Staff Spotlight
Janice McDonnell
Position: Director of education and outreach for the Institute of Marine and Coastal Sciences (IMCS)
Length of service: At Rutgers since 1994, director of education and outreach since 2001
Hometown: Raised in Howell Township, Monmouth County; lives in Cranbury Township, Middlesex County
What she does: McDonnell sees herself as a bridge between scientists and the rest of the world. She plans and implements educational programs to increase “ocean literacy” and helps scientists explain to the public what they do and why it’s important. Her programs range from traveling presentations for school children and summer workshops for their teachers to a class for marine science students on “communicating ocean science.”
The best part of her job: “There is no such thing as a typical day,” McDonnell says. Her day might involve anything from traveling to Washington, D.C., to discuss national ocean literacy and education policy with colleagues from the Centers for Ocean Sciences Education Excellence (the National Science Foundation’s ocean-science outreach program) to introducing elementary school students to the wonders of a “touch tank, a portable cooler full of small ocean critters, such as sea stars and hermit crabs, that McDonnell displays at schools and summer day camps. “It allows the children to touch the ocean and the beach,” McDonnell says. “Some of these kids come from tough neighborhoods; the beach may be 40 miles away, but it’s as if it were another planet. The hermit crabs and sea stars are completely new to them.”
Riding the ocean literacy shuttle: McDonnell’s official office is in the Institute of Marine and Coastal Sciences on Dudley Road in New Brunswick, but she spends a lot of time shuttling between that office and the Jacques Cousteau National Estuarine Research Reserve in Tuckerton. Rutgers manages the reserve, and McDonnell uses its resources to bring her scientists and teachers together.
Getting started: McDonnell graduated from the University of Connecticut with a degree in biology, then received a master’s degree from Old Dominion University in Virginia, specializing in benthic ecology – that is, the ecology of the ocean bottom. But she was already headed for teaching, rather than research, in her undergraduate days. A mentor, Richard Cooper, director of the National Estuarine Research Center at Avery Point in Groton, Conn., convinced her to go into education. “Teaching was reinforced by my experiences in graduate school,” McDonnell said. “I found it challenging and fun to work with students who did not love science the way I did.” She arrived at Rutgers in 1994, just as the IMCS was getting started, and has directed the outreach and education effort since 1996.
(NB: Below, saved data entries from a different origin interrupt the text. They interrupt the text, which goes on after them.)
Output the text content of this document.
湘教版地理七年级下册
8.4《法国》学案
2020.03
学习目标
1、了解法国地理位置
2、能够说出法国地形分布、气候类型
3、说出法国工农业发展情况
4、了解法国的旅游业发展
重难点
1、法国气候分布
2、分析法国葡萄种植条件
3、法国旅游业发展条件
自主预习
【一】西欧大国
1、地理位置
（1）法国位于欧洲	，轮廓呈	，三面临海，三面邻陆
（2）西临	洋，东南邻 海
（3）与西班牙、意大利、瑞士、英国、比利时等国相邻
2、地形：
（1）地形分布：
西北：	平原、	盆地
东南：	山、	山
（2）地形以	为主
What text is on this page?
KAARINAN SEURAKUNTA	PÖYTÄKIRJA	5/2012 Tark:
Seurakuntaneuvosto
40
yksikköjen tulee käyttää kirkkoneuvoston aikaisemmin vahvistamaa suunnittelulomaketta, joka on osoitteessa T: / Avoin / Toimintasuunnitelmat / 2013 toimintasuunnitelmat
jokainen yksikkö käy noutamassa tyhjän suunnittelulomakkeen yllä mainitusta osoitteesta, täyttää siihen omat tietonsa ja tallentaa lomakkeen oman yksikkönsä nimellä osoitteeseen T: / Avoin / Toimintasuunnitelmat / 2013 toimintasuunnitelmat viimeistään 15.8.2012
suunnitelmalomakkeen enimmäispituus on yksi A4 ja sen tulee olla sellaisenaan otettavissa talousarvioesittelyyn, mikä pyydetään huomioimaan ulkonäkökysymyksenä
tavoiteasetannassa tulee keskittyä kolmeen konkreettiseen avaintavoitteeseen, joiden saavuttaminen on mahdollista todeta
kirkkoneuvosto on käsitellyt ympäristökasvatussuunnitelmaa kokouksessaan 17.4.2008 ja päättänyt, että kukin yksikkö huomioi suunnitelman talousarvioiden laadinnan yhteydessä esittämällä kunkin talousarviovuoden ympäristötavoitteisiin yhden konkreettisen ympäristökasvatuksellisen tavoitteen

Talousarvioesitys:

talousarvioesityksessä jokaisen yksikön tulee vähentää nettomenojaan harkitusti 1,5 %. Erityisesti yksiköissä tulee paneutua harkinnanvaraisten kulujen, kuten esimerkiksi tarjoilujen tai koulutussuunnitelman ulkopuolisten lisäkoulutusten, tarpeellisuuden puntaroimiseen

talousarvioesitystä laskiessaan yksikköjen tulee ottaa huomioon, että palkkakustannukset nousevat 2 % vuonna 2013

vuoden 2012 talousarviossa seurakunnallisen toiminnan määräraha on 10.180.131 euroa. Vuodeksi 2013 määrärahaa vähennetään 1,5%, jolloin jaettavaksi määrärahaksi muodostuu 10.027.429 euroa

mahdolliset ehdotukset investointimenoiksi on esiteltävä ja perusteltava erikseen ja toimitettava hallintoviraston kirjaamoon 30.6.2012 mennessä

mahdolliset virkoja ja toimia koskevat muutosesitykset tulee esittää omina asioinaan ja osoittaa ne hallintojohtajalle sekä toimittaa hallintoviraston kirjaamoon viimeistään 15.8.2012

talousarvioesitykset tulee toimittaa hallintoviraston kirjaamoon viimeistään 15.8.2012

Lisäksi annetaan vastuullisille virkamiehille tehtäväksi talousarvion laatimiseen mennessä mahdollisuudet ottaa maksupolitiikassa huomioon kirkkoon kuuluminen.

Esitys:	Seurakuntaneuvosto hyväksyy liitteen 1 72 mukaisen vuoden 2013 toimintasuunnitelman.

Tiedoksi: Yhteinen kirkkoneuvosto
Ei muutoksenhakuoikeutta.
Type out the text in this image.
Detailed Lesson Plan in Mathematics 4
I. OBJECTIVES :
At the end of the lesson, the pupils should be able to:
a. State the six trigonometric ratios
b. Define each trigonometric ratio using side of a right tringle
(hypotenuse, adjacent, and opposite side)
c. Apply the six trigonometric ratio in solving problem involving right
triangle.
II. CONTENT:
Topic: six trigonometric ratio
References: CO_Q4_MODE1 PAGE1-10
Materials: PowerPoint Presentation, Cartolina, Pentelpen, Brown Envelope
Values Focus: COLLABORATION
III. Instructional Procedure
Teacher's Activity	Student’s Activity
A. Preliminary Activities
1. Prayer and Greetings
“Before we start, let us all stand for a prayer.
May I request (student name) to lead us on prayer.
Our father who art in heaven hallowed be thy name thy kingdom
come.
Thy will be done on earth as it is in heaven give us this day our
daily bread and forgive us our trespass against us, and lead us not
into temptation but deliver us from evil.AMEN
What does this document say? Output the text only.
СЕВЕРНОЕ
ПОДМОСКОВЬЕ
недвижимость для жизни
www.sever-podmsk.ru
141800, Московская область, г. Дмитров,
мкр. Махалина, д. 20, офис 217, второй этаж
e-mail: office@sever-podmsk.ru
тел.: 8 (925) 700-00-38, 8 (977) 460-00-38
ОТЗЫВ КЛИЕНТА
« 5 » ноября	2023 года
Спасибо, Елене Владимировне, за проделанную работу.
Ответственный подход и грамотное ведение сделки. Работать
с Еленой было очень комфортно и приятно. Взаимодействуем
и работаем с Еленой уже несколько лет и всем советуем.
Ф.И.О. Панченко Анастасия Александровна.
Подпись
Challenges of the job: McDonnell must find new ways to bring classroom educators into the physical and mental world of marine scientists and encourage marine scientists to interact with classroom educators. “Teachers are open, accepting people in my experience, and they’re always grateful for any help you can give them,” she said. “You just have to find the right teacher, the right administrator or superintendent, to make an impact on a school or district. Scientists are harder. They run the gamut from people who can’t wait to interact with teachers to people who feel sincerely that their job is to do science – period.” She is excited about the alliances she’s built, particularly the ongoing collaboration with the Liberty Science Center. The science center is now closed for renovation, but when it opens next year, there will be lots of contributions from the Institute of Marine and Coastal Sciences.
Recent honors: McDonnell is the recipient of he National Marine Educators Association’s 2006 James Centorino Award for distinguished service in education outside of the classroom. In addition, she is an integral member of Rutgers’ Coastal Ocean Observation Lab (otherwise known as “RU COOL) – one of six university teams presented this month with a presidential Excellence in Service award.